Трофимцев проводил хозяина кабинета взглядом и потом только воззрился на Адамову. Некоторое время молча изучал ее, прежде чем промолвить суровым, но человеческим голосом:
– Да вы проходите, присаживайтесь, Стефания Яновна. В ногах правды нет, как говорят, а мне именно правда и нужна. Да и в ваших интересах ничего не скрывать.
– Спасибо за разрешение, – ответила Стеша, сделала несколько шагов по кабинету и уселась на маленьком диванчике в углу, после чего еще раз глянула на подполковника, на котором вовсе не было никаких опознавательных знаков, что он именно подполковник, а не разыгрывает из себя бог весть что, и немного кокетливо проворковала: – А почему у меня дурацкое ощущение, что вы пришли меня арестовывать?
– Пока я пришел побеседовать, – не поддаваясь на ее тон, уточнил представитель доблестных органов. – Побеседовать о Панкратове Олеге Станиславовиче. Вам такой известен?
Стеша на мгновение зависла, пытаясь сообразить, какое отношение Олег может иметь к правоохранителям. Вроде бы, у него была какая-то финансовая проверка последнее время, но чтоб вот прямо полиция за него взялась? Бред.
Наконец она утвердительно кивнула, решив, что ломаться определенно будет излишним, и проговорила:
– Да, известен. Генеральный директор «ББ». Простите, «Б-Банка».
– И как хорошо он вам известен?
– Достаточно, чтобы утверждать, что его любимый цвет для галстуков – зеленый, а завтраки он предпочитает плотные. Мы встречались больше года. Несколько недель назад расстались. Могу я полюбопытствовать, чем вызван ваш интерес, товарищ подполковник?
Вместо ответа Стефания получила новый вопрос:
– Почему вы расстались?
– Не сошлись характерами, ожидания не совпали с реальностью, разлюбили... Вам какая причина больше нравится? Олег Станиславович женат, вы должны быть в курсе.
Подполковник долго рассматривал Стешу тяжелым взглядом, будто хотел припечатать к дивану, на котором она сидела. И потом так же тяжеловесно, медленно проговорил:
– Я бы посоветовал вам, Стефания Яновна, самой определить причину. И определить ее точно. От этого будет очень многое зависеть в нашей дальнейшей с вами беседе.

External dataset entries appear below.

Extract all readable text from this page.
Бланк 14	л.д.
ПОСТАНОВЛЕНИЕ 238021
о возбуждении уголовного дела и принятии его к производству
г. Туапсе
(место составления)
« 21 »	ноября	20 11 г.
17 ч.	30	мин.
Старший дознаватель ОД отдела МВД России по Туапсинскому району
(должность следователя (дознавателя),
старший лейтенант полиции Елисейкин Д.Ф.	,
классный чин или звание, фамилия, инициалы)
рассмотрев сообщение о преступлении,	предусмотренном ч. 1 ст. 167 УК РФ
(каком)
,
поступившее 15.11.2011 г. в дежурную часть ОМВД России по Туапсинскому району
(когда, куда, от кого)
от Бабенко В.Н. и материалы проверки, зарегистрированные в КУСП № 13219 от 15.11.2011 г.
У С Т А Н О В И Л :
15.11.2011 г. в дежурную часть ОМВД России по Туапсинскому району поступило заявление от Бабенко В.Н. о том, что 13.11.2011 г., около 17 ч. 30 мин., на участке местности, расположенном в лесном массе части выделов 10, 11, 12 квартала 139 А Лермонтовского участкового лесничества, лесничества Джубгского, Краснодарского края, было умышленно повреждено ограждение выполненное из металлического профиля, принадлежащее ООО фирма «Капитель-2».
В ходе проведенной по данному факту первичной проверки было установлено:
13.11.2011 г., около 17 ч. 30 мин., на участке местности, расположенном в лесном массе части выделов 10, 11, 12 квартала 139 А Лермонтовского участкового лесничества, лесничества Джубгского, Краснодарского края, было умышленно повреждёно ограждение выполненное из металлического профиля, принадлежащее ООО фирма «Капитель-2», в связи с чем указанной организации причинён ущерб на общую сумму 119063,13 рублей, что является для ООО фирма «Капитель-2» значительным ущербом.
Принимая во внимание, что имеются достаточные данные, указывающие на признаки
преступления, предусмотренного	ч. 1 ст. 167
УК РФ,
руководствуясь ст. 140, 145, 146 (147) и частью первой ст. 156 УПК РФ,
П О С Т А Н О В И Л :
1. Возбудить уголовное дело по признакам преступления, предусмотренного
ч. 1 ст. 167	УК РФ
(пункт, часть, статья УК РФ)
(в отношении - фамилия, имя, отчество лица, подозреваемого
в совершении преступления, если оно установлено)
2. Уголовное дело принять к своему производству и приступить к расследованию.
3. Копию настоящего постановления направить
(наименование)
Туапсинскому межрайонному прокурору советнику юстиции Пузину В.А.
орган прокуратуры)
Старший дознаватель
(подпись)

На последнем слове, Трофимцев сделал ударение.
Она сама словно бы почувствовала этот удар, и ей еще сильнее захотелось спрятаться, спрятать каждую свою эмоцию и каждое прорывавшееся наружу чувство. Или даже предчувствие. Странное, не поддающееся логике и контролю предчувствие чего-то непоправимого. Адамова медленно перевела дыхание, отмечая, что в горле пересохло. И проговорила, тщательно удерживая свой голос от истерических ноток:
– Я ушла к другому мужчине. Вернее, на тот момент... на тот момент я ушла, потому что не люблю Панкратова, но так вышло, что к другому... может быть, вы все-таки скажете мне, что случилось? Это немного... давит. Неизвестность.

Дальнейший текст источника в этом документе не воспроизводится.